According to the lawsuit, Tetley falsely advertises its tea products as an “excellent” and “natural” source of antioxidants and “utilizes improper antioxidant, nutrient content, and health claims that have been expressly condemned by the FDA in numerous enforcement actions” against other companies that made similar antioxidant claims.
In addition, plaintiffs contend that Tetley inaccurately states on its Web site that the antioxidant in its tea “neutralizes free radicals that can cause cell damage linked to certain cancers”; helps fight heart disease; boosts the immune system and helps “reduce infections”; “lower[s] risk of developing squamous cell carcinoma”; reduces risk of stroke and protects lungs from cigarette damage; reduces risk of breast cancer; and “provide[s] a boost to exercise-induced weight loss.” Tetley is also accused of making unlawful claims on its product packaging, including: “Tetley Tea: the smart choice for your healthy lifestyle; Like fruits and vegetables, tea is an excellent source of natural antioxidants which help boost the body’s immune system. So, drink to your health with Tetley.” Not long ago, the FDA sent a warning letter to Unilever, the parent company of Lipton Tea, Tetley’s biggest competitor, for making similar claims about its tea products.

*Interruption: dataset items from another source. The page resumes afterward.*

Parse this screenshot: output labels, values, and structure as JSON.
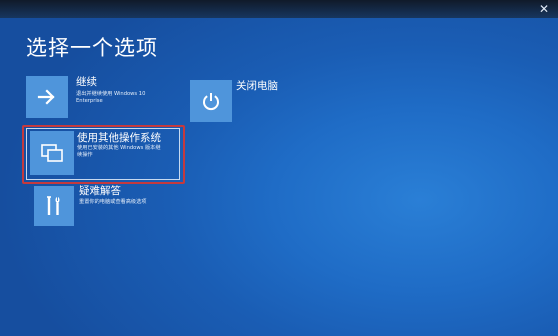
{
  "window": {
    "close_symbol": "✕"
  },
  "page": {
    "title": "选择一个选项"
  },
  "options": [
    {
      "id": "continue",
      "icon": "arrow-right-icon",
      "title": "继续",
      "desc_line1": "退出并继续使用 Windows 10",
      "desc_line2": "Enterprise"
    },
    {
      "id": "shutdown",
      "icon": "power-icon",
      "title": "关闭电脑"
    },
    {
      "id": "other-os",
      "icon": "windows-stack-icon",
      "title": "使用其他操作系统",
      "desc_line1": "使用已安装的其他 Windows 版本继",
      "desc_line2": "续操作"
    },
    {
      "id": "troubleshoot",
      "icon": "tools-icon",
      "title": "疑难解答",
      "desc_line1": "重置你的电脑或查看高级选项"
    }
  ],
  "colors": {
    "background": "#1a5db4",
    "tile": "#4f95db",
    "highlight_border": "#c43a3e"
  }
}
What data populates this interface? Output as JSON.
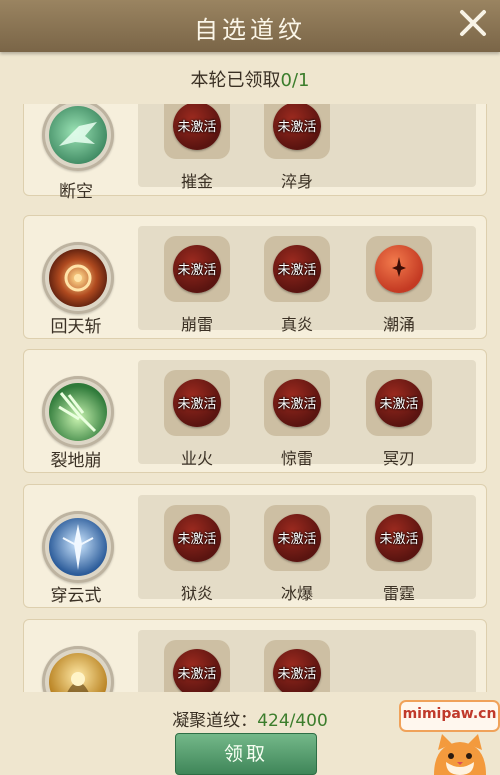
{
  "header": {
    "title": "自选道纹"
  },
  "round": {
    "prefix": "本轮已领取",
    "count": "0/1"
  },
  "locked_label": "未激活",
  "skills": [
    {
      "name": "断空",
      "slots": [
        "摧金",
        "淬身"
      ]
    },
    {
      "name": "回天斩",
      "slots": [
        "崩雷",
        "真炎",
        "潮涌"
      ]
    },
    {
      "name": "裂地崩",
      "slots": [
        "业火",
        "惊雷",
        "冥刃"
      ]
    },
    {
      "name": "穿云式",
      "slots": [
        "狱炎",
        "冰爆",
        "雷霆"
      ]
    },
    {
      "name": "",
      "slots": [
        "",
        ""
      ]
    }
  ],
  "footer": {
    "label": "凝聚道纹：",
    "value": "424/400"
  },
  "claim_button": "领取",
  "watermark": "mimipaw.cn"
}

Based on these allegations, Plaintiff alleges that the advertising was deceptive, misleading and untrue and that Tetley violated several California laws: the unlawful business act and practices law, Business & Professions Code Section 17200; the Consumer Legal Remedies Act; the Song-Beverly Act; and the Magnuson-Moss Act. In addition to damages and restitution (based on unjust enrichment or disgorgement), plaintiffs seek an order requiring Tetley to cease and desist from selling misbranded tea products and enjoining Tetley from falsely advertising its products.
To read the class action complaint, click here.
Why it matters: The Tetley class action highlights the potential risks of making health claims associated with a marketer’s products. The ability to substantiate such claims is imperative to fend off class action lawsuits. Not only is it important to ensure truthful advertising campaigns, but it is equally important that product packaging and labels are not misbranded. Otherwise, marketers may find themselves backed into a corner by class counsel seeking to extort a windfall payday.